I have incorporated radically revised versions of three early articles, and substantially revised and updated the unpublished drafts of chapters 12–14 I more than once toyed with the idea of publishing the material on subscriptions separately, but in the end decided that, despite their bulk, they formed an essential part of the argument of Last Pagans, a perspective that would have been lost in a separate publication. All the rest has been written in the last few years. Chapters 17–18 were added at a late stage, provoked by the continuing emphasis in recent continental scholarship on the entirely lost (and surely trivial) history of Nicomachus Flavianus. At first I thought of publishing them separately, but given the ever increasing importance accorded this history in modern writing on the “pagan reaction,” they too belong in this book.

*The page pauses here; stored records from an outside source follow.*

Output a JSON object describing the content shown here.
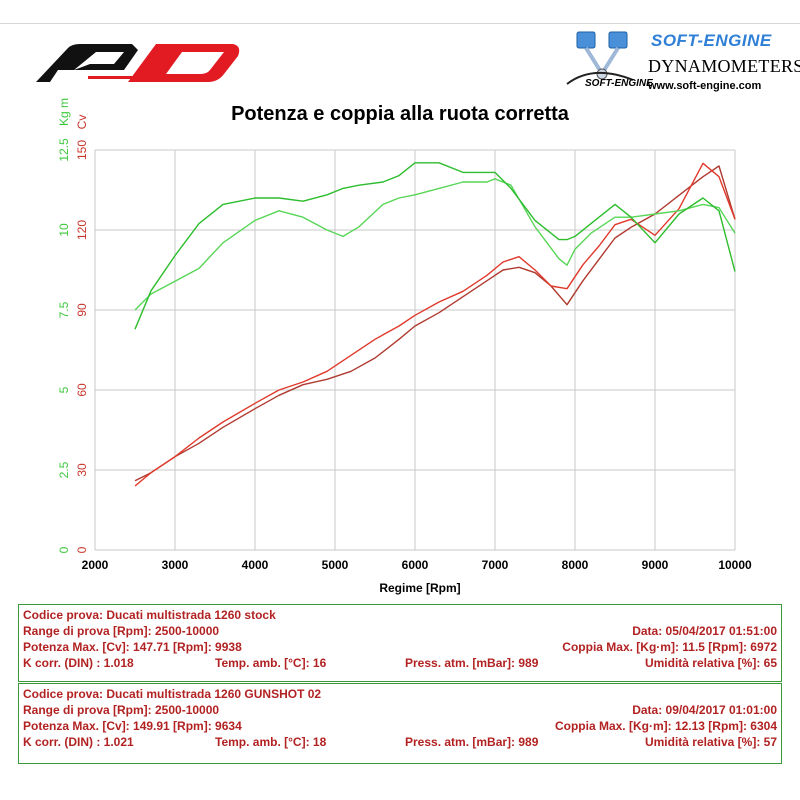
{
  "header": {
    "softengine_brand": "SOFT-ENGINE",
    "softengine_line": "DYNAMOMETERS",
    "softengine_web": "www.soft-engine.com",
    "softengine_script": "SOFT-ENGINE"
  },
  "colors": {
    "power": "#c8352a",
    "torque": "#3cc83c",
    "info_text": "#b22222",
    "box_border": "#3a9a3a",
    "grid": "#c8c8c8"
  },
  "chart_data": {
    "type": "line",
    "title": "Potenza e coppia alla ruota corretta",
    "xlabel": "Regime [Rpm]",
    "ylabel_left_torque": "Kg m",
    "ylabel_left_power": "Cv",
    "xlim": [
      2000,
      10000
    ],
    "ylim_power": [
      0,
      150
    ],
    "ylim_torque": [
      0,
      12.5
    ],
    "x_ticks": [
      "2000",
      "3000",
      "4000",
      "5000",
      "6000",
      "7000",
      "8000",
      "9000",
      "10000"
    ],
    "y_ticks_power": [
      "0",
      "30",
      "60",
      "90",
      "120",
      "150"
    ],
    "y_ticks_torque": [
      "0",
      "2.5",
      "5",
      "7.5",
      "10",
      "12.5"
    ],
    "grid": true,
    "series": [
      {
        "name": "Ducati multistrada 1260 stock",
        "quantity": "power",
        "axis": "Cv",
        "color": "#b03a30",
        "x": [
          2500,
          2700,
          3000,
          3300,
          3600,
          4000,
          4300,
          4600,
          4900,
          5200,
          5500,
          5800,
          6000,
          6300,
          6600,
          6900,
          7100,
          7300,
          7500,
          7700,
          7900,
          8100,
          8300,
          8500,
          8700,
          9000,
          9300,
          9600,
          9800,
          10000
        ],
        "y": [
          26,
          29,
          35,
          40,
          46,
          53,
          58,
          62,
          64,
          67,
          72,
          79,
          84,
          89,
          95,
          101,
          105,
          106,
          104,
          99,
          92,
          101,
          109,
          117,
          121,
          126,
          133,
          140,
          144,
          124
        ]
      },
      {
        "name": "Ducati multistrada 1260 GUNSHOT 02",
        "quantity": "power",
        "axis": "Cv",
        "color": "#e0392b",
        "x": [
          2500,
          2700,
          3000,
          3300,
          3600,
          4000,
          4300,
          4600,
          4900,
          5200,
          5500,
          5800,
          6000,
          6300,
          6600,
          6900,
          7100,
          7300,
          7500,
          7700,
          7900,
          8100,
          8300,
          8500,
          8700,
          9000,
          9300,
          9600,
          9800,
          10000
        ],
        "y": [
          24,
          29,
          35,
          42,
          48,
          55,
          60,
          63,
          67,
          73,
          79,
          84,
          88,
          93,
          97,
          103,
          108,
          110,
          105,
          99,
          98,
          107,
          114,
          122,
          124,
          118,
          128,
          145,
          140,
          124
        ]
      },
      {
        "name": "Ducati multistrada 1260 stock",
        "quantity": "torque",
        "axis": "Kg m",
        "color": "#57d657",
        "x": [
          2500,
          2700,
          3000,
          3300,
          3600,
          4000,
          4300,
          4600,
          4900,
          5100,
          5300,
          5600,
          5800,
          6000,
          6300,
          6600,
          6900,
          7000,
          7200,
          7500,
          7800,
          7900,
          8000,
          8200,
          8500,
          8700,
          9000,
          9300,
          9600,
          9800,
          10000
        ],
        "y": [
          7.5,
          8.0,
          8.4,
          8.8,
          9.6,
          10.3,
          10.6,
          10.4,
          10.0,
          9.8,
          10.1,
          10.8,
          11.0,
          11.1,
          11.3,
          11.5,
          11.5,
          11.6,
          11.4,
          10.1,
          9.1,
          8.9,
          9.4,
          9.9,
          10.4,
          10.4,
          10.5,
          10.6,
          10.8,
          10.7,
          9.9
        ]
      },
      {
        "name": "Ducati multistrada 1260 GUNSHOT 02",
        "quantity": "torque",
        "axis": "Kg m",
        "color": "#2dbd2d",
        "x": [
          2500,
          2700,
          3000,
          3300,
          3600,
          4000,
          4300,
          4600,
          4900,
          5100,
          5300,
          5600,
          5800,
          6000,
          6300,
          6600,
          6900,
          7000,
          7200,
          7500,
          7800,
          7900,
          8000,
          8200,
          8500,
          8700,
          9000,
          9300,
          9600,
          9800,
          10000
        ],
        "y": [
          6.9,
          8.1,
          9.2,
          10.2,
          10.8,
          11.0,
          11.0,
          10.9,
          11.1,
          11.3,
          11.4,
          11.5,
          11.7,
          12.1,
          12.1,
          11.8,
          11.8,
          11.8,
          11.3,
          10.3,
          9.7,
          9.7,
          9.8,
          10.2,
          10.8,
          10.4,
          9.6,
          10.5,
          11.0,
          10.6,
          8.7
        ]
      }
    ]
  },
  "tests": [
    {
      "code": "Codice prova: Ducati multistrada 1260 stock",
      "range": "Range di prova [Rpm]: 2500-10000",
      "date": "Data: 05/04/2017   01:51:00",
      "power": "Potenza Max. [Cv]: 147.71   [Rpm]: 9938",
      "torque": "Coppia Max. [Kg·m]: 11.5   [Rpm]: 6972",
      "kcorr": "K corr. (DIN) : 1.018",
      "temp": "Temp. amb. [°C]: 16",
      "press": "Press. atm. [mBar]: 989",
      "humidity": "Umidità relativa [%]: 65"
    },
    {
      "code": "Codice prova: Ducati multistrada 1260 GUNSHOT 02",
      "range": "Range di prova [Rpm]: 2500-10000",
      "date": "Data: 09/04/2017   01:01:00",
      "power": "Potenza Max. [Cv]: 149.91   [Rpm]: 9634",
      "torque": "Coppia Max. [Kg·m]: 12.13   [Rpm]: 6304",
      "kcorr": "K corr. (DIN) : 1.021",
      "temp": "Temp. amb. [°C]: 18",
      "press": "Press. atm. [mBar]: 989",
      "humidity": "Umidità relativa [%]: 57"
    }
  ]
}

My debt to the published work of Alföldi, Barnes, Bloch, Brown, Chastagnol and Paschoud (among many others) will be obvious. Many friends have sent me books and offprints, supplied information, commented on drafts or discussed problems with me over many years. I think particularly of Tim Barnes, Glen Bowersock, Christopher Jones, Franca Ela Consolino, Bob Kaster, Arnaldo Marcone, John North, Lellia Cracco Ruggini, Rita Lizzi Testa, Michele Salzman, Peter Schmidt, and Jim Zetzel. I am especially grateful to Michele for organizing a symposium on my views in May 2008 (and to Carmela Franklin for hosting it at the American Academy in Rome); and to Tim for generously taking the time to give the entire penultimate version of the manuscript a thorough critical reading, saving me from many errors.